On the baby no here yet front: I've been having contractions on and off for about four days. These are a step above Braxton-Hicks belly tightening ones and do inflict some measure of pain but nothing I would call home about. I can still walk and talk through them easy enough and that basically means - no bones.
Oh and on a final note, I am now getting labor induction advice from complete strangers. Apparently acupuncture is the way to go. Or acupressure. And sex. And walking. And on and on and on...I've come to realize that being pregnant is sort of like being a teenager. When you're a teenager, you swear you'll never turn out like your parents and then years later you find you're exact replicas of them. When you're pregnant, you'll swear you'll never be one of those parents that doles out unsolicited advice to pregnant women. I guarantee that years down the line, I'll catch myself inflicting all sorts of "advice" on poor pregnant women. Smile and nod. Smile and nod.
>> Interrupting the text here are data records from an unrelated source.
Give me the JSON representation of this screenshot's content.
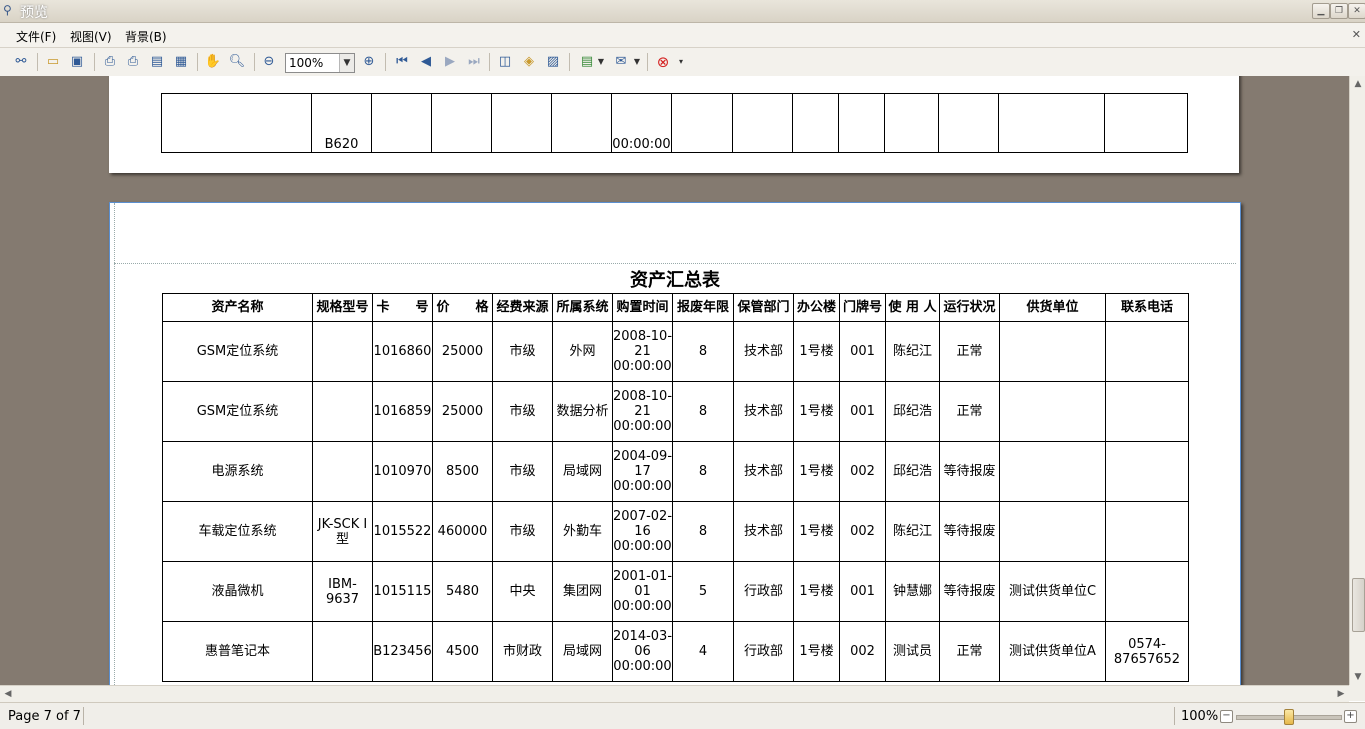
{
  "window": {
    "title": "预览"
  },
  "menu": {
    "items": [
      "文件(F)",
      "视图(V)",
      "背景(B)"
    ]
  },
  "toolbar": {
    "zoom": "100%"
  },
  "report": {
    "title": "资产汇总表",
    "headers": [
      "资产名称",
      "规格型号",
      "卡　　号",
      "价　　格",
      "经费来源",
      "所属系统",
      "购置时间",
      "报废年限",
      "保管部门",
      "办公楼",
      "门牌号",
      "使 用 人",
      "运行状况",
      "供货单位",
      "联系电话"
    ],
    "prev_row": [
      "",
      "B620",
      "",
      "",
      "",
      "",
      "00:00:00",
      "",
      "",
      "",
      "",
      "",
      "",
      "",
      ""
    ],
    "rows": [
      [
        "GSM定位系统",
        "",
        "1016860",
        "25000",
        "市级",
        "外网",
        "2008-10-21 00:00:00",
        "8",
        "技术部",
        "1号楼",
        "001",
        "陈纪江",
        "正常",
        "",
        ""
      ],
      [
        "GSM定位系统",
        "",
        "1016859",
        "25000",
        "市级",
        "数据分析",
        "2008-10-21 00:00:00",
        "8",
        "技术部",
        "1号楼",
        "001",
        "邱纪浩",
        "正常",
        "",
        ""
      ],
      [
        "电源系统",
        "",
        "1010970",
        "8500",
        "市级",
        "局域网",
        "2004-09-17 00:00:00",
        "8",
        "技术部",
        "1号楼",
        "002",
        "邱纪浩",
        "等待报废",
        "",
        ""
      ],
      [
        "车载定位系统",
        "JK-SCK I 型",
        "1015522",
        "460000",
        "市级",
        "外勤车",
        "2007-02-16 00:00:00",
        "8",
        "技术部",
        "1号楼",
        "002",
        "陈纪江",
        "等待报废",
        "",
        ""
      ],
      [
        "液晶微机",
        "IBM-9637",
        "1015115",
        "5480",
        "中央",
        "集团网",
        "2001-01-01 00:00:00",
        "5",
        "行政部",
        "1号楼",
        "001",
        "钟慧娜",
        "等待报废",
        "测试供货单位C",
        ""
      ],
      [
        "惠普笔记本",
        "",
        "B123456",
        "4500",
        "市财政",
        "局域网",
        "2014-03-06 00:00:00",
        "4",
        "行政部",
        "1号楼",
        "002",
        "测试员",
        "正常",
        "测试供货单位A",
        "0574-87657652"
      ]
    ]
  },
  "status": {
    "page": "Page 7 of 7",
    "zoom": "100%"
  }
}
Note: for those who I know that have provided me with unmeasurable help, advice, and support, this does not apply to you... I am talking about the random waitress, barista, or lady with shopping cart on the street corner who assures me that their fourth child came out early because of some induction voodoo magic.
At this point though, I've heavily researched the topic. The one thing that seems to hold true in ALL cases of labor induction: The baby ain't coming out until it's ready. Simple as that. So no matter how much I circle the neighborhood, hop on one foot, eat spicy food, etc. This baby is not making an appearance until he is damn well ready no matter how damn well ready I feel!